FFELP has provided more than $567 billion in low-cost loans to tens of millions of students. Schools participating in FFELP use private lenders to make federal student loans. Stafford loans, which are the largest component of FFELP, supply nearly $46.8 billion in aid for college each year. FFELP supplies about $8.3 billion in PLUS loans, which allow parents to borrow up to the total amount of their children’s undergraduate education.
Borrowers can also get a consolidation loan through FFELP and combine all their federal education loans into one loan with a single monthly payment.
ASFA estimates that approximately 7 million borrowers will need more than $68 billion in federal loans this academic year. The association further expects that any disruption in student loan access will affect the nation’s neediest students more negatively than others. Some lenders have already announced they will not lend to students attending schools that tend to have greater default rates or are of specific types, such as career or two-year schools.
“Proprietary institutions and community colleges have been hit the hardest because some private lenders are choosing what schools they want to participate with,” said Ed Kerestly, GVSU’s director of financial aid. “In general, the riskier borrower is one who’s at a community college or proprietary school.”
Chase, for example, continues to offer both federal and private student loans, but with the reductions in federal student loan subsidies, the bank now looks at the situation school by school, said spokeswoman Mary Kay Bean.
“We have gone school by school to determine whether it is profitable enough to offer federal loans to students at the schools,” Bean said. “We looked at several factors such as the repayment history of the school’s alumni, the size of loans and the length of the loan. So we continue to offer federal loans to schools that meet our profitability standards.”
Dave Steffee, director of financial aid for Aquinas College, said this spring Aquinas moved from FFELP to the Federal Direct Loan program because several of the school’s major banks backed out of FFELP. Under the Federal Direct Loan program, loan funds from the federal government are channeled through the school directly to the student. No banks or lending institutions are involved with the federal direct loan program, which streamlines the lending process. Steffee said that, as a result, Aquinas students are not having difficulty securing federal loans.
“The difficulty is primarily with alternative loans, which are private loans that some major corporations and banks have available for students to borrow,” Steffee explained. “Those are the ones students may have more difficulty in securing due the changes that have occurred in the last six months.”
Grand Valley State University students don’t appear to be having difficulty in the federal loan department either, because GVSU also participates in the Federal Direct Loan program.
“There are a number of colleges and universities that have re-evaluated participation in either FFELP or the Federal Direct Loan program. Some have chosen to find new lender partners that participate in FFELP,” Kerestly said.
National City, for instance, makes FFELP Stafford federal loans and PLUS loans and has participated in the FFELP program for 40 years, according to Sean Welsh, regional president for National City in West Michigan.

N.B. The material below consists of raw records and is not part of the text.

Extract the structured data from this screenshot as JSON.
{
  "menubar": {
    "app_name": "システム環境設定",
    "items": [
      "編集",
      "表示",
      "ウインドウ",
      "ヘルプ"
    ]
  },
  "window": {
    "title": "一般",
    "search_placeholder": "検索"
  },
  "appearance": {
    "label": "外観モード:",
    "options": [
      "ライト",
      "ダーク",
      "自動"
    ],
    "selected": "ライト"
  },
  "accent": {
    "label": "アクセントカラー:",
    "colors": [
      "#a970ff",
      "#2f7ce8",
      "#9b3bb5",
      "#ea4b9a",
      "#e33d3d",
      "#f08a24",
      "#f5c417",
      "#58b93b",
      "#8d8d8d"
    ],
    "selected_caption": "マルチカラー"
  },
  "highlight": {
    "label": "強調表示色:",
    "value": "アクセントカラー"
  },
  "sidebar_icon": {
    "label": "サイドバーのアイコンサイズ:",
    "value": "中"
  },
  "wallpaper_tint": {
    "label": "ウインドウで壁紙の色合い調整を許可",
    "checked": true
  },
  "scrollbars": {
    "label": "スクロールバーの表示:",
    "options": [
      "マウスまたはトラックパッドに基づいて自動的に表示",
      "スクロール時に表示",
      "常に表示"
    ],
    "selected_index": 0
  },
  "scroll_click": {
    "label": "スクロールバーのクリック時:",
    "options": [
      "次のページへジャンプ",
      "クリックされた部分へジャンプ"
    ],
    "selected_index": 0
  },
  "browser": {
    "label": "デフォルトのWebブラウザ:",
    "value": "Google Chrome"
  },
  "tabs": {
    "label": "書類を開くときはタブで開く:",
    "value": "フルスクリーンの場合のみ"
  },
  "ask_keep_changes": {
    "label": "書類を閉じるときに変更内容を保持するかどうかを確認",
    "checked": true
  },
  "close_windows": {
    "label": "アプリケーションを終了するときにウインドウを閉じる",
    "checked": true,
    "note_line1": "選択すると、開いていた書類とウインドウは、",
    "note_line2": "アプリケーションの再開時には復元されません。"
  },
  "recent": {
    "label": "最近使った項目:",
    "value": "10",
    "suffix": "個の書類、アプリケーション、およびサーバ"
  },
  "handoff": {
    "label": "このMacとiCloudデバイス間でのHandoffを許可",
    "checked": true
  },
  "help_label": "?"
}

National City also pays the federal student origination fees for all of its Stafford borrowers, keeping its zero federal fee policy unchanged, he noted.
“The FFELP program continues to be an important part of our student lending portfolio,” said Sean Welsh, regional president for National City in West Michigan. “National City is committed to doing what is right for its borrowers and supporting their complete education funding experience.”